Das Dessert kam, dann der Kaffee. Der Likör brachte in die erregten Geister eine schwerere und schwülere Trunkenheit. Frau von Marelle war, wie sie es schon vorausgesagt, als sie sich zu Tisch setzten, ein bißchen angeheitert: und mit der lustigen, schwatzhaften Liebenswürdigkeit einer Frau, die, um ihre Gäste zu erheitern, einen ganz kleinen Schwips übertreibt, gestand sie es auch ein.
Frau Forestier schwieg jetzt, vielleicht aus Vorsicht, und Duroy, der zuviel getrunken hatte, blieb, um sich nicht zu kompromittieren, in geschickter Reserve.
Zigaretten wurden angesteckt, doch plötzlich fing Forestier an zu husten.
Er bekam einen schrecklichen Anfall, der ihm die Brust zerriß, und mit rotem Gesicht, Schweiß auf der Stirn, hielt er sich die Serviette vor. Als der Anfall vorübergegangen war, rief er wütend:
– Ich kann nun mal solche Sachen nicht vertragen! Es ist zu dumm!
Seine gute Laune war verschwunden bei dem Schreck über seine Krankheit, der alle seine Gedanken beherrschte.
– Wir wollen gehen, sagte er.
Frau von Marelle klingelte dem Kellner und verlangte die Rechnung. Sie bekam sie fast augenblicklich. Sie versuchte sie zu lesen, aber die Zahlen tanzten vor ihren Augen, und sie gab das Papier an Duroy:
– Da bitte, bezahlen Sie für mich, ich kann nichts mehr sehen, ich habe einen zu großen Schwips.

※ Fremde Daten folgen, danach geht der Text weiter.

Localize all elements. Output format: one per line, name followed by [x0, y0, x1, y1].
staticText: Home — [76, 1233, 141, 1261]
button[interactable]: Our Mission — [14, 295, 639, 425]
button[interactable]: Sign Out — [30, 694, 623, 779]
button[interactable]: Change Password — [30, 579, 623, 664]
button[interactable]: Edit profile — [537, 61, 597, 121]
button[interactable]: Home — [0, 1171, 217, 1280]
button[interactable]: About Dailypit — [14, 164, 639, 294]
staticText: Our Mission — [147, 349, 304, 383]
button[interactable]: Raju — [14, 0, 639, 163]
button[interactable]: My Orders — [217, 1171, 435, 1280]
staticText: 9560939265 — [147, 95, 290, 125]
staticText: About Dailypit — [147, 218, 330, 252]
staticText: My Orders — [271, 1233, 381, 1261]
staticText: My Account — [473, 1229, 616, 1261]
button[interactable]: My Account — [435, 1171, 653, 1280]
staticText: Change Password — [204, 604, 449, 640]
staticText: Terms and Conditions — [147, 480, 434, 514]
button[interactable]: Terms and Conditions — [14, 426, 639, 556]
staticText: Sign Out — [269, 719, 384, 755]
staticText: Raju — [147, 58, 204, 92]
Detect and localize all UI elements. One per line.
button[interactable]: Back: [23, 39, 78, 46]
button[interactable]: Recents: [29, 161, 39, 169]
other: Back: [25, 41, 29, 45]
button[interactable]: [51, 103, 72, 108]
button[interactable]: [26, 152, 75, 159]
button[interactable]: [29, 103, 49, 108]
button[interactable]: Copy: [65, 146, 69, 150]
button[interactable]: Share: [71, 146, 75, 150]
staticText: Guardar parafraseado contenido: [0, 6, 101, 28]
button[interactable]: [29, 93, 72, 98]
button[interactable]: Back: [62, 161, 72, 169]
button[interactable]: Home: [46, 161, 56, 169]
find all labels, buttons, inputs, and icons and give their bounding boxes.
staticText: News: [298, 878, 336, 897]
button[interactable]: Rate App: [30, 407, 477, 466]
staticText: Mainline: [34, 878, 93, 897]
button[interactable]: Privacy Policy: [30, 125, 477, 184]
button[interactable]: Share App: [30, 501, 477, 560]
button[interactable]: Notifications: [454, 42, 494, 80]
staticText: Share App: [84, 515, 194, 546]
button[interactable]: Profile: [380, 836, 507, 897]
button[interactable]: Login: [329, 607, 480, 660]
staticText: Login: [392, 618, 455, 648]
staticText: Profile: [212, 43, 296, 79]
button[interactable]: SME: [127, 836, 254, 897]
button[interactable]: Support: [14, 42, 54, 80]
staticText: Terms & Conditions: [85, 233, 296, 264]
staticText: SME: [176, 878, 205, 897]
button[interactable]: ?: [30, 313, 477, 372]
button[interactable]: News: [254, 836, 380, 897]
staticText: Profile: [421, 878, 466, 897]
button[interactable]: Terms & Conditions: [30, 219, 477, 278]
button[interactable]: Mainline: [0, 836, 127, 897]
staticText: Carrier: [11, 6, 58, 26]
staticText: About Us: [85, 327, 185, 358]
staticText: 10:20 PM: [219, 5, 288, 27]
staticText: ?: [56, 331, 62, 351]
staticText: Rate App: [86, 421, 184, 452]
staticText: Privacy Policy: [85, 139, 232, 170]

Zu gleicher Zeit schob sie ihm ihr Portemonnaie in die Hand.
Die Rechnung betrug im ganzen einhundertdreißig Franken. Duroy prüfte sie, fand, daß sie stimmte, gab zwei Kassenscheine, nahm das Geld, das er herausbekam, und fragte halblaut:
– Wieviel Trinkgeld?
– Ach, was Sie wollen, ich weiß nicht!
Er legte fünf Franken auf den Teller und reichte dann der jungen Frau das Portemonnaie zurück mit den Worten:
– Soll ich Sie bis an Ihr Haus begleiten?
– Natürlich. Ich finde mich absolut nicht mehr nach Haus.
Sie drückten Forestiers die Hand, und Duroy war allein mit Frau von Marelle in einer Droschke, die die Straße hinabrollte.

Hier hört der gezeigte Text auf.